Nun fand die ADR überraschend einen Verbündeten. Anfang Mai veröffentlichte der Handelskammerverein Idea eine Broschüre Est-il venu le moment de fiscalement rompre ? Sie befasst sich mit der Individualisierung der Einkommensteuer. Als Verfasser hatte Idea nur Autorinnen und Autoren ausgewählt, die gegen die Individualisierung schrieben: „[C]ette réforme n’est pas nécessaire“ (S. 60). „[I]l ne semble ni souhaitable, ni attendu, que soit osé le grand bouleversement“ (S. 87).

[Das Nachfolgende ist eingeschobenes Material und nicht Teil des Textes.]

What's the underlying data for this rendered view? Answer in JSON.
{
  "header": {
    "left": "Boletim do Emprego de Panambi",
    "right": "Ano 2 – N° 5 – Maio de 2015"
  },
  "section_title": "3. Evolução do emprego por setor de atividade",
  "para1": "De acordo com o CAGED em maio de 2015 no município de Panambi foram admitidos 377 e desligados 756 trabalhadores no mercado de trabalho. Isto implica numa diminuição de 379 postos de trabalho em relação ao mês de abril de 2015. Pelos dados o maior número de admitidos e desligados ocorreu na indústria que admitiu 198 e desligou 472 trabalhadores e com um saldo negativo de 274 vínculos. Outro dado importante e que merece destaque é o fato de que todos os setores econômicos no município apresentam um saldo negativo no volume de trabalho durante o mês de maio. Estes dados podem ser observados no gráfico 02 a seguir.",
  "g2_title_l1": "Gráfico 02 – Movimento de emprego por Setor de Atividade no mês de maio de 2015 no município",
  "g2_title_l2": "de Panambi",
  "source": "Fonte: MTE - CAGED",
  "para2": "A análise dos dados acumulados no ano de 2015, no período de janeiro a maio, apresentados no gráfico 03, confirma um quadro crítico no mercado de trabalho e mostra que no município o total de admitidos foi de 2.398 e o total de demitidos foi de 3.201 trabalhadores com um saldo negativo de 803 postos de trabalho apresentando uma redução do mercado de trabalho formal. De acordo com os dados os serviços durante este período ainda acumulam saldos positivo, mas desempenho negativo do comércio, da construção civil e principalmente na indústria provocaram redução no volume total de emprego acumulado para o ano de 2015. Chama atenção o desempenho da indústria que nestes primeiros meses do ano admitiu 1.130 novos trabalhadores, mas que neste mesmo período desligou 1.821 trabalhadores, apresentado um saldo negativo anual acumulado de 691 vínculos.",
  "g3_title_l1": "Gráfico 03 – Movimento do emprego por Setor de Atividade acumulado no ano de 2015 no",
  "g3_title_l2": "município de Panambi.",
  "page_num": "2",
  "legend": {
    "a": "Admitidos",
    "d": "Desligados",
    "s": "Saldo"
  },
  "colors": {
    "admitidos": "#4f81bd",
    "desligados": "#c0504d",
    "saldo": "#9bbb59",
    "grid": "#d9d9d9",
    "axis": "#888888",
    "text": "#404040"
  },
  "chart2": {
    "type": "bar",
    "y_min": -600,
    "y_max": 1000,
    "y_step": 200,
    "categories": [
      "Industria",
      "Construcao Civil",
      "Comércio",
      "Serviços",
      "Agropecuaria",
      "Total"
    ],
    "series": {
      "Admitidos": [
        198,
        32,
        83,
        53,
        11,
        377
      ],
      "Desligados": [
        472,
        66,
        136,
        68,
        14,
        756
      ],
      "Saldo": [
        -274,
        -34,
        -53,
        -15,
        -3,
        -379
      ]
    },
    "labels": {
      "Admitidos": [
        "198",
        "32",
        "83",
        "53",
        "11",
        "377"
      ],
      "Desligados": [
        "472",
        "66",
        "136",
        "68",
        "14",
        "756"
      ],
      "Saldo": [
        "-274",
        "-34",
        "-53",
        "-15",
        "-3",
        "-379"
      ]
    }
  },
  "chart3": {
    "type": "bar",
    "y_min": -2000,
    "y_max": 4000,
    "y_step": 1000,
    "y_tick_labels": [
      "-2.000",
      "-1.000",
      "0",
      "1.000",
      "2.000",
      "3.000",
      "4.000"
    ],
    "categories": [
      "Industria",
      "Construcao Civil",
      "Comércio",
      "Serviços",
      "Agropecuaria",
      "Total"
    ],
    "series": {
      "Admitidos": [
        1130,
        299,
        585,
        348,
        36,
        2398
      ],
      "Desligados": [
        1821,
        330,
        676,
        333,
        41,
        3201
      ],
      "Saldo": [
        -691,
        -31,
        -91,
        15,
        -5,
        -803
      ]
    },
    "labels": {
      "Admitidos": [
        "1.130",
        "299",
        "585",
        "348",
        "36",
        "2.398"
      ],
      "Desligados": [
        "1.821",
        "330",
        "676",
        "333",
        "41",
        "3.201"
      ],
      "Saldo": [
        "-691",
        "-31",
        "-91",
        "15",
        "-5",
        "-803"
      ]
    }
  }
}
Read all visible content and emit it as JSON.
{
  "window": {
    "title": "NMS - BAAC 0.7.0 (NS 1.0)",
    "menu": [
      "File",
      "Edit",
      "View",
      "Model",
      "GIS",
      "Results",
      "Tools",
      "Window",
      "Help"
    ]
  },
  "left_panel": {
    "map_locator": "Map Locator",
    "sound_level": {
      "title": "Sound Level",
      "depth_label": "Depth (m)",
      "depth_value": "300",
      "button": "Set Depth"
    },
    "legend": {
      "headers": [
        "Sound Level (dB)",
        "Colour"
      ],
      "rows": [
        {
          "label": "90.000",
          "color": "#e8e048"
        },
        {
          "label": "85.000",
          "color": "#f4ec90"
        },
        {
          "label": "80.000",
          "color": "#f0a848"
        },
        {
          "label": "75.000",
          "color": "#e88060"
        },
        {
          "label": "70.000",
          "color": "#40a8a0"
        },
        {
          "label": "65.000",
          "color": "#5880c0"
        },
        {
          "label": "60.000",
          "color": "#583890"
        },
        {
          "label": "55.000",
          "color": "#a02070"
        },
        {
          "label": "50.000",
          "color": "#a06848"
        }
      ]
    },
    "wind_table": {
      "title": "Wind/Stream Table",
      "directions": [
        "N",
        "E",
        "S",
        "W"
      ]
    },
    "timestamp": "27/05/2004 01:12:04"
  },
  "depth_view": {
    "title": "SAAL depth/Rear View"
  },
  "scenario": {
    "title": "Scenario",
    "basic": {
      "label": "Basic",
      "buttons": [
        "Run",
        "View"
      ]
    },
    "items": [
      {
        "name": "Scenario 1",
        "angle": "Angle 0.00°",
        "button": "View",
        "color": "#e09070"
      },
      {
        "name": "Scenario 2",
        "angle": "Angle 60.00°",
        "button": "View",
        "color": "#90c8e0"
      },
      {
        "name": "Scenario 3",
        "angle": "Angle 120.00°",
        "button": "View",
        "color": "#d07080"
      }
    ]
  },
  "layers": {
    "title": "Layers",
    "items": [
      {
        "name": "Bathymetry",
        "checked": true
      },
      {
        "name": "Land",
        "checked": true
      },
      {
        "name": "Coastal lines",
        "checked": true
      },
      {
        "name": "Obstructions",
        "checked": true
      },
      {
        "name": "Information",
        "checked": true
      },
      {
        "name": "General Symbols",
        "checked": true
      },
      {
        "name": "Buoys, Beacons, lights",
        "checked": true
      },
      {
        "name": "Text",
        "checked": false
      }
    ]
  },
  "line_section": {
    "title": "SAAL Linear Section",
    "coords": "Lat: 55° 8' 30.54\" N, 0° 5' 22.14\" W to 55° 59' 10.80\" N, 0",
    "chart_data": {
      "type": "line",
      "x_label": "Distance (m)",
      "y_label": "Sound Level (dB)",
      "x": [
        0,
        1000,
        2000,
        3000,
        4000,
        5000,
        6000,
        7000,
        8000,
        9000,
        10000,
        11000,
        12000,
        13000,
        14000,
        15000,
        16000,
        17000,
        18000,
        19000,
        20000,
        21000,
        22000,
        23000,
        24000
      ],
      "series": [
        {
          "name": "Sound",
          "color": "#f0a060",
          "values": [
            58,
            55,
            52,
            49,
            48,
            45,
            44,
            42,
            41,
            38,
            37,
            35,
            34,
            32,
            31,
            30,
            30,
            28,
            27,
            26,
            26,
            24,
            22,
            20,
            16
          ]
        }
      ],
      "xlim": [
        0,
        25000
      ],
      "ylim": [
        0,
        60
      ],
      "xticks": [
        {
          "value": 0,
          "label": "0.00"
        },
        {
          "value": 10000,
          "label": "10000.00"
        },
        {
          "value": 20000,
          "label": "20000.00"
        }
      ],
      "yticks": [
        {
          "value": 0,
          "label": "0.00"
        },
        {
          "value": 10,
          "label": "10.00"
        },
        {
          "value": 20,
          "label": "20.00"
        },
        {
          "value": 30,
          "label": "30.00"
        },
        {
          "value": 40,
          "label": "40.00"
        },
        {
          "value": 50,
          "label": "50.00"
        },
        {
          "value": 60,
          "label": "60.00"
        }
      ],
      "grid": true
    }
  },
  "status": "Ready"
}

Zur Rechtfertigung ihrer Ablehnung werden die Handelskammerleute antiliberal: „[À] quoi bon adopter l’imposition individuelle – qui plus est dans un monde déjà largement empreint d’individualisme ?“ (S. 72). Im Tonfall der ADR warnen sie vor einem „coup de canif“ gegen „le foyer comme un des fondements, parmi les plus solides, de la société“ (S. 70).

Am Ende vergleichen sie den christlich-sozialen Finanzminister mit einem honorigen Anarchisten: Gilles Roth wolle „réaliser le rêve de Mikael Bakounine d’,abolition, non de la famille naturelle, mais de la famille légale, fondée sur le droit civil et sur la propriété‘“ (S. 108).

Die Unternehmer werden sentimental. Sie fürchten, dass die Reproduktion der Arbeitskraft teurer wird. Sie mehr Brutto zahlen müssen. Wenn manchen Ehepaaren weniger Netto vom Brutto bleibt. Anders als die ADR werfen sie CSV und DP vor: „[C]ette réforme semble globalement incohérente dans le projet fiscal libéral de l’accord de coalition“ (S. 59).

Nun wolle die Regierung die Wähler für die Individualisierung der Einkommensteuer gewinnen. Sie versuche, „de les séduire, voire de les corrompre, par de futurs mirages budgétaires“ (S. 108). Gemeint ist der inzwischen auf 800 bis 900 Millionen Euro geschätzte Brutto-Steuerausfall. Die Steuersenkungen für Junggesellen kommen vor den Wahlen. Die 900 Millionen sollen die Steuererhöhungen für Ehepaare bis nach den Wahlen aufschieben. Die Handelskammer sähe es lieber, wenn die „mirages budgétaires“ statt der Wähler die Unternehmer korrumpierten.